Similarly, Decree 1377 of 2013 addresses the need for the consent of the owner of this sensitive data and provides in its Article 6 that it must:

1. Inform the owner that, because it is sensitive data, they are not required to authorize its Treatment. 2. Explicitly and priorly inform the owner, in addition to the general requirements of authorization for the collection of any type of personal data, which of the data will be subject to Treatment are sensitive and the purpose of the Treatment, as well as obtaining their express consent. No activity may be conditioned on the Owner providing sensitive personal data.
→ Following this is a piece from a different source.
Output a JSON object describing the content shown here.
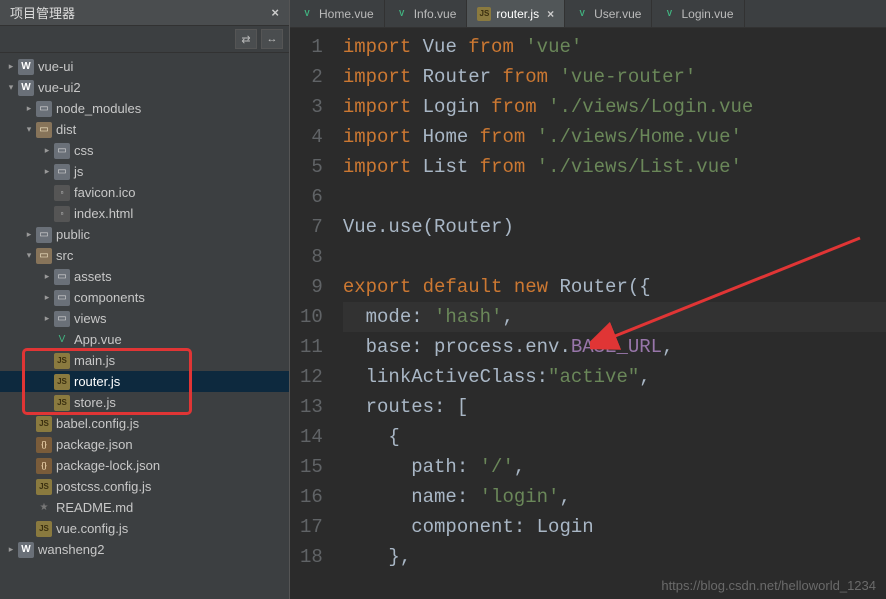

In response to a citizen consultation filed under number 18-171259-1 on July 27, 2018, the Superintendence of Industry and Commerce also clarified:

It should be noted that when requesting authorization from the data subject, they must be informed: (i) the Treatment to which their personal data will be subjected and its purpose; (ii) the optional nature of the response, when it concerns sensitive data or data of girls, boys, and adolescents; (iii) the rights that correspond to them as Owners, including the right to delete their data and (iv) the identification, physical or electronic address, and telephone number of the Data Controller so that they can exercise their rights36.

Regarding biometric data, which are commonly collected in these neurotechnology and physiology technology processes, it is relevant to highlight their definition and scope. According to Vanessa Díaz-Rodríguez, "they constitute information regarding the physiological and morphological measures and characteristics of living beings through manual or automated techniques"37. The National Institute of Transparency, Access to Information and Protection of Personal Data of Mexico defines them as "the physical, physiological, behavioral, or personality traits attributable to a single person and measurable"38. In this regard, Nelson Remolina Angarita refers to biometric data thus:

Biometric information includes data on physical characteristics (face, fingerprint, palm print, retina, DNA) and "behavioral" characteristics (signature style, tone of voice). The use of other biometric data, known as second-generation, such as neural wave analysis, skin luminescence, remote iris scanning, advanced facial recognition, and body odor, is beginning to be explored, with significant advances in system interfaces and behavioral biometrics39.

The foregoing allows us to infer that biometric data are unique data belonging to each human being, measurable, and encompassing both physical aspects and behavioral traits such as cognitive behavior. However, Professor Angarita's stance introduces a new concept that concerns us regarding neurotechnology, which he terms "other biometric data, known as second-generation"40. In essence, cerebral and neuronal information warrants specific regulation due to the intrusive nature of neurotechnology, whether in invasive form (implanted devices) or non-invasive form (external devices for neuronal study). Second-generation biometric rights become relevant because, unlike first-generation biometric data such as voice, sight, or touch, they possess unique characteristics in the information they provide. Additionally, they offer another distinct characteristic: unlike first-generation data, they allow for greater control over the provided information and the establishment of limits on who obtains it and its scope.

It is pertinent to analyze that with second-generation biometric data, users lack certainty about the information collected and cannot set clear boundaries due to the complexity of the central nervous system's intrinsic nature. Similarly, information obtained through voice does not employ the same degree of sensitivity as that obtained through brain mapping. Therefore, in line with the above, it becomes imperative within our legal framework to regulate biometric data, considering the categories outlined in the table 2.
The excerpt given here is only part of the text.